# Why change the channel?



## csmorris (Dec 22, 2003)

OK - so I've been burned again so I have to vent. This is such a simple change and will make a small, positive difference in my enjoyment of Tivo.

I've been enduring the channel changing problems for years with my S2s. I have two on Phillips Satellite receivers and one used just for HMO (thanks for charging me for the subscription anyway  ). And yes - I have been through the wizard to optimize, added a hood over the IR emitters, did an Indian rain-dance, etc. Tivo channel changing is Tivo channel changing - nuf said.

Today I'm recording the NLDS, but since the listing is not current, I record programs successively on the same channel to cover the time slot. When Tivo goes to record the next show, it fails to change the channel. I miss innings 7-9 of a Game 1 win by my beloved Rockies. Yes I know I can record by time and channel. My bad for thinking this would work.
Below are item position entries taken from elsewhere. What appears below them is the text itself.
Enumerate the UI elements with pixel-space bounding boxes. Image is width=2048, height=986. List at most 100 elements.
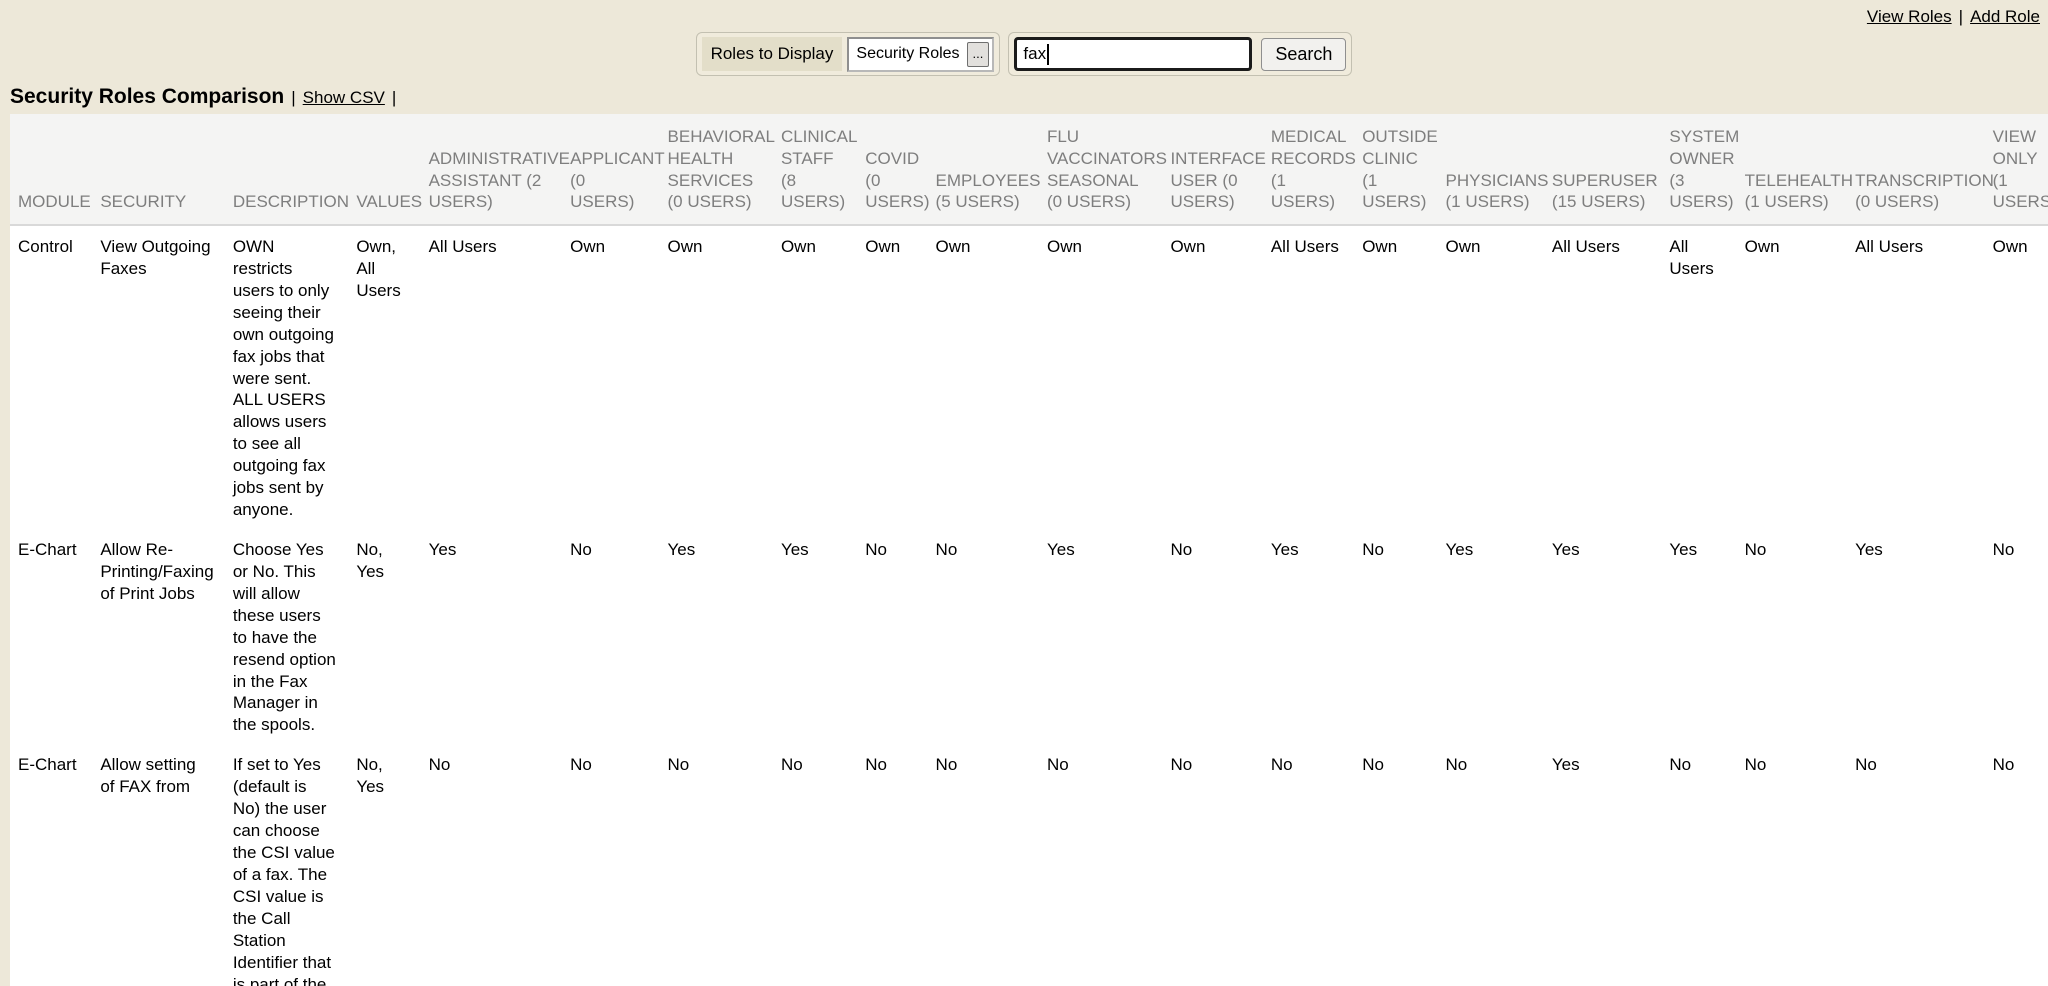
role-value-cell: All Users — [1847, 225, 1985, 529]
search-button[interactable]: Search — [1261, 38, 1346, 71]
page-title: Security Roles Comparison — [10, 85, 284, 109]
search-input[interactable]: fax — [1014, 37, 1252, 71]
heading-separator: | — [291, 88, 295, 108]
role-value-cell: No — [1737, 529, 1847, 744]
role-value-cell: Own — [773, 225, 857, 529]
top-links-separator: | — [1959, 7, 1963, 27]
show-csv-link[interactable]: Show CSV — [303, 88, 385, 108]
role-value-cell: No — [1985, 744, 2048, 986]
role-value-cell: No — [1354, 744, 1437, 986]
column-header: MODULE — [10, 114, 92, 225]
description-cell: If set to Yes (default is No) the user c… — [225, 744, 348, 986]
role-value-cell: No — [1737, 744, 1847, 986]
roles-to-display-label: Roles to Display — [702, 37, 843, 71]
role-value-cell: Yes — [660, 529, 773, 744]
column-header: MEDICAL RECORDS (1 USERS) — [1263, 114, 1354, 225]
search-input-value: fax — [1023, 44, 1046, 64]
security-cell: Allow setting of FAX from — [92, 744, 225, 986]
role-value-cell: Own — [1985, 225, 2048, 529]
column-header: VALUES — [348, 114, 420, 225]
column-header: FLU VACCINATORS SEASONAL (0 USERS) — [1039, 114, 1162, 225]
toolbar: Roles to Display Security Roles ... fax … — [0, 32, 2048, 76]
role-value-cell: No — [1162, 744, 1262, 986]
role-value-cell: Yes — [773, 529, 857, 744]
roles-to-display-group: Roles to Display Security Roles ... — [696, 32, 1001, 76]
role-value-cell: No — [1438, 744, 1544, 986]
role-value-cell: Own — [857, 225, 927, 529]
role-value-cell: Own — [1039, 225, 1162, 529]
role-value-cell: Yes — [421, 529, 563, 744]
module-cell: E-Chart — [10, 529, 92, 744]
role-value-cell: Own — [1438, 225, 1544, 529]
role-value-cell: Own — [928, 225, 1039, 529]
role-value-cell: No — [928, 744, 1039, 986]
role-value-cell: Own — [1354, 225, 1437, 529]
column-header: BEHAVIORAL HEALTH SERVICES (0 USERS) — [660, 114, 773, 225]
table-row: E-ChartAllow setting of FAX fromIf set t… — [10, 744, 2048, 986]
role-value-cell: No — [1162, 529, 1262, 744]
column-header: COVID (0 USERS) — [857, 114, 927, 225]
role-value-cell: No — [562, 744, 659, 986]
view-roles-link[interactable]: View Roles — [1867, 7, 1952, 27]
roles-select-ellipsis-button[interactable]: ... — [967, 42, 990, 67]
role-value-cell: No — [1263, 744, 1354, 986]
role-value-cell: Yes — [1263, 529, 1354, 744]
role-value-cell: Yes — [1438, 529, 1544, 744]
role-value-cell: No — [562, 529, 659, 744]
module-cell: Control — [10, 225, 92, 529]
role-value-cell: No — [660, 744, 773, 986]
role-value-cell: Own — [1737, 225, 1847, 529]
role-value-cell: No — [857, 529, 927, 744]
page-heading-row: Security Roles Comparison | Show CSV | — [10, 85, 2048, 109]
column-header: SYSTEM OWNER (3 USERS) — [1661, 114, 1736, 225]
roles-select[interactable]: Security Roles ... — [847, 37, 994, 72]
column-header: EMPLOYEES (5 USERS) — [928, 114, 1039, 225]
column-header: APPLICANT (0 USERS) — [562, 114, 659, 225]
role-value-cell: Own — [562, 225, 659, 529]
values-cell: Own, All Users — [348, 225, 420, 529]
role-value-cell: All Users — [1263, 225, 1354, 529]
table-header-row: MODULESECURITYDESCRIPTIONVALUESADMINISTR… — [10, 114, 2048, 225]
table-row: E-ChartAllow Re-Printing/Faxing of Print… — [10, 529, 2048, 744]
description-cell: Choose Yes or No. This will allow these … — [225, 529, 348, 744]
table-body: ControlView Outgoing FaxesOWN restricts … — [10, 225, 2048, 986]
module-cell: E-Chart — [10, 744, 92, 986]
role-value-cell: No — [1661, 744, 1736, 986]
role-value-cell: No — [421, 744, 563, 986]
role-value-cell: Yes — [1661, 529, 1736, 744]
roles-select-value: Security Roles — [856, 45, 959, 63]
role-value-cell: All Users — [1661, 225, 1736, 529]
role-value-cell: No — [773, 744, 857, 986]
role-value-cell: No — [1847, 744, 1985, 986]
search-group: fax Search — [1008, 32, 1352, 76]
role-value-cell: No — [1354, 529, 1437, 744]
column-header: SECURITY — [92, 114, 225, 225]
security-cell: View Outgoing Faxes — [92, 225, 225, 529]
top-bar: View Roles | Add Role — [0, 0, 2048, 27]
role-value-cell: Own — [1162, 225, 1262, 529]
column-header: TRANSCRIPTION (0 USERS) — [1847, 114, 1985, 225]
roles-comparison-table: MODULESECURITYDESCRIPTIONVALUESADMINISTR… — [10, 114, 2048, 986]
column-header: SUPERUSER (15 USERS) — [1544, 114, 1661, 225]
table-row: ControlView Outgoing FaxesOWN restricts … — [10, 225, 2048, 529]
role-value-cell: Own — [660, 225, 773, 529]
values-cell: No, Yes — [348, 529, 420, 744]
description-cell: OWN restricts users to only seeing their… — [225, 225, 348, 529]
column-header: VIEW ONLY (1 USERS) — [1985, 114, 2048, 225]
role-value-cell: No — [928, 529, 1039, 744]
role-value-cell: No — [857, 744, 927, 986]
role-value-cell: All Users — [421, 225, 563, 529]
role-value-cell: Yes — [1039, 529, 1162, 744]
role-value-cell: Yes — [1544, 529, 1661, 744]
heading-trailing-separator: | — [392, 88, 396, 108]
role-value-cell: No — [1985, 529, 2048, 744]
values-cell: No, Yes — [348, 744, 420, 986]
add-role-link[interactable]: Add Role — [1970, 7, 2040, 27]
column-header: PHYSICIANS (1 USERS) — [1438, 114, 1544, 225]
top-links: View Roles | Add Role — [1867, 7, 2040, 27]
role-value-cell: No — [1039, 744, 1162, 986]
column-header: OUTSIDE CLINIC (1 USERS) — [1354, 114, 1437, 225]
column-header: ADMINISTRATIVE ASSISTANT (2 USERS) — [421, 114, 563, 225]
security-cell: Allow Re-Printing/Faxing of Print Jobs — [92, 529, 225, 744]
role-value-cell: All Users — [1544, 225, 1661, 529]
So here's my simple suggestion. If the show to record is on the same channel that Tivo is already showing, DON'T CHANGE THE CHANNEL!. There is nothing more frustrating that having Tivo try to change from Channel 247 to channel 247, and record a re-run of Doogie Houser on channel 7 instead of a historic sporting event. This can't be that hard.....


----------



## orev (Feb 16, 2003)

Because you are using the IR blaster, you could conceivably change the channel using another remote control. Tivo would need to account for that and always change the channel, to make sure it's on the right one.


----------



## dfreybur (Jan 27, 2006)

I now set the remote down at 29 and 59 after the hour to avoid any clash between the IR from my remote and the IR from the leads. Overlap and it ends up getting the channel wrong but not knowing it.

On the other hand, if I say go to some channel, please just do it. I don't care if the Tivo thinks it's already on that channel - I told it to change because something wrong happened like it got it wrong or someone used the cable box remote or whatever.

So thinking over these two opposing views I rather like that it changes from 247 to 247 on the off chance that something wrong happened ...


----------



## WayneCarter (Mar 16, 2003)

> I rather like that it changes from 247 to 247 on the off chance that something wrong happened ...


 ... and the live buffer gets dumped in the process -- protecting the live buffer is why TiVo doesn't "change" channels to the channel it's already on. IMO If something IS wrong, just change to another channel then back to the correct one.


----------



## ddillard (Aug 23, 2005)

Instead of setting it to record concurrant shows why not set it for the first one and change the settings to pad the recording time to record X amount of time extra at the end. If that would not give enough time than pick a show that is kinda in the middle and set it to pad both the beginning and the end.


----------